Lucy Cavendish College was founded in 1965 for the specific advancement of women's education.
Its origins can be traced back to 1950 and the establishment of the Society of Women Members of the Regent House who are not Fellows of Colleges, or more informally known as 'The Dining Group'. The focus of the Dining Group was the increasing numbers of graduates, both research students and particularly senior members involved in teaching, who were not fellows of colleges and thus somewhat isolated from collegiate life. Increasing concern for these 'non-fellows' prompted Cambridge University to consider various initiatives from the mid-1950s onwards, culminating in a report published in 1963 recommending the establishment of new collegiate societies for graduates. In November 1964 the Dining Group applied to the University for recognition as the Lucy Cavendish Collegiate Society (LCCS) and was granted formal recognition as an 'Approved Society' in July 1965, a new category of institution established in 1964, which gave the University the power to recognise "institutions of a less formal and more experimental character than is implied by an Approved Foundation".

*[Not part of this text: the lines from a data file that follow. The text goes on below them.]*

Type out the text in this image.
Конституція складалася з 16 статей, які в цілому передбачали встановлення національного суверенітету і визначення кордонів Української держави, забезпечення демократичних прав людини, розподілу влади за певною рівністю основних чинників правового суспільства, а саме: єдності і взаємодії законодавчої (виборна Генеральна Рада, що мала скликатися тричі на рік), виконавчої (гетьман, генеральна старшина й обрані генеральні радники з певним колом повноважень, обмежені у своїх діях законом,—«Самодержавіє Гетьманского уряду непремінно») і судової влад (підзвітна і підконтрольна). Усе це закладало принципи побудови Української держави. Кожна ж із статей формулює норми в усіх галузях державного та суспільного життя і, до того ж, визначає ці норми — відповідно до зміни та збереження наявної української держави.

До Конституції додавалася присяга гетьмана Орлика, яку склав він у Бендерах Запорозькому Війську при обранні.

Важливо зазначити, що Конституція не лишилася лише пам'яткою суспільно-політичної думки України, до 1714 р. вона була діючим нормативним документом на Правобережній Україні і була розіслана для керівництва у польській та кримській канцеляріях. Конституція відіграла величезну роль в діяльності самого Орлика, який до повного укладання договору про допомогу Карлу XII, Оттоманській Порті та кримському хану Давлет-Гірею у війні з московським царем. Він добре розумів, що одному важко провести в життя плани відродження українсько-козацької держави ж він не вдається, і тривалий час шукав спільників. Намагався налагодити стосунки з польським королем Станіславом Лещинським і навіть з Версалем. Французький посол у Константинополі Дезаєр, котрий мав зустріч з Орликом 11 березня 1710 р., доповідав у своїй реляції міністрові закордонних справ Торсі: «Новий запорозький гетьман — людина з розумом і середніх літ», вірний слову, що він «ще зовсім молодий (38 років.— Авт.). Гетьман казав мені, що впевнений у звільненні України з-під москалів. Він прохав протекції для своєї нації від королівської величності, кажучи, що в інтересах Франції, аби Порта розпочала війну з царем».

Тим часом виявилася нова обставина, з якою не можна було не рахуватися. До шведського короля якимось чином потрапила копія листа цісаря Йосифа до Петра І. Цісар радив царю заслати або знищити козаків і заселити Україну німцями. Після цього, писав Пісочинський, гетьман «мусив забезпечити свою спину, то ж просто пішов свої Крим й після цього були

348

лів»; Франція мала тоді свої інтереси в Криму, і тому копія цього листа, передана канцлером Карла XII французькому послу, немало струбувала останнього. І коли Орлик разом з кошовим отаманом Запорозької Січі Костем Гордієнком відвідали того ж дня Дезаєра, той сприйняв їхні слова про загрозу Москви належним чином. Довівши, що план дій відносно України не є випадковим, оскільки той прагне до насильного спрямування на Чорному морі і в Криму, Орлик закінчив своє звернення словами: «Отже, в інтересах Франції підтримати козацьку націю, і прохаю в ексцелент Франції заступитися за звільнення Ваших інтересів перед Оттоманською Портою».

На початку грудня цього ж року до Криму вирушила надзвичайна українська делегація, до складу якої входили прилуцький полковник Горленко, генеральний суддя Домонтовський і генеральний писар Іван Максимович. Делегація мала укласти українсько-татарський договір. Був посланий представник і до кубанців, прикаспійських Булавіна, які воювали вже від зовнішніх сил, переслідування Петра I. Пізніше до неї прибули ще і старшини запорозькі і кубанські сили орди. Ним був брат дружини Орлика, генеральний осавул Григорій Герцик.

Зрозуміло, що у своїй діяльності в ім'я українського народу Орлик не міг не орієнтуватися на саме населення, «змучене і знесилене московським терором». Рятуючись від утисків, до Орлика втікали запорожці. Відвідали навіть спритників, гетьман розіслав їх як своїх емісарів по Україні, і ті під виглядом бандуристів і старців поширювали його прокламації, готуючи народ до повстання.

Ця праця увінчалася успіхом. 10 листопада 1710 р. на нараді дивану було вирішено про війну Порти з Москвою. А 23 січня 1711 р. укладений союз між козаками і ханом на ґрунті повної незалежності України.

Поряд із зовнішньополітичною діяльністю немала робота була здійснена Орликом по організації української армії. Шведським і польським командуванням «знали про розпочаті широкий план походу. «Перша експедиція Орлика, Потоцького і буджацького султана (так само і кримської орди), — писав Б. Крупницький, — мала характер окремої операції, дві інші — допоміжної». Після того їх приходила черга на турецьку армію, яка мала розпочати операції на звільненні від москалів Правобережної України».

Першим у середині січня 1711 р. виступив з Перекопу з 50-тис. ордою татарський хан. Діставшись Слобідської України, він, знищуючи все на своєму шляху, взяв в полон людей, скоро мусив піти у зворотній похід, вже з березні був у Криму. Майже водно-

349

In 1971 the University amended its Statutes so that Approved Societies were no longer to be restricted to graduates only, and LCCS accepted its first undergraduates in October 1972. In 1984 the University approved the recognition of LCCS as an Approved Foundation, and thus a permanent institution within the University. Two years later the University gave consent for the Society to change its name to Lucy Cavendish College. Finally, in 1997, the College was granted a Royal Charter and became a fully self-governing college within the University.
Consists of records created by Lucy Cavendish College and those of the Dining Group.
These records reflect or illustrate the history of the College, and its internal administration (records which document its organisation, functions, policies, decisions and procedures). They are comprised of records created by the Governing Body, college committees, academic and administrative departments, and students. They include correspondence, minutes and papers, financial and administrative, and other textual records; photographs of students and fellows; photographs, maps and plans of properties and College site; audio recordings of College events and oral history.
The Archive also holds special collections of personal papers of former members and individuals who have been associated with the College. These papers include correspondence, academic or professional papers, and other textual records; photographs of self and family members.
Further accruals are expected.
The records are grouped into nine management groups reflecting either the creator of the records, (e.g. office or person), the form of the record (e.g. photographs), or the activities to which they relate (e.g. historical reference).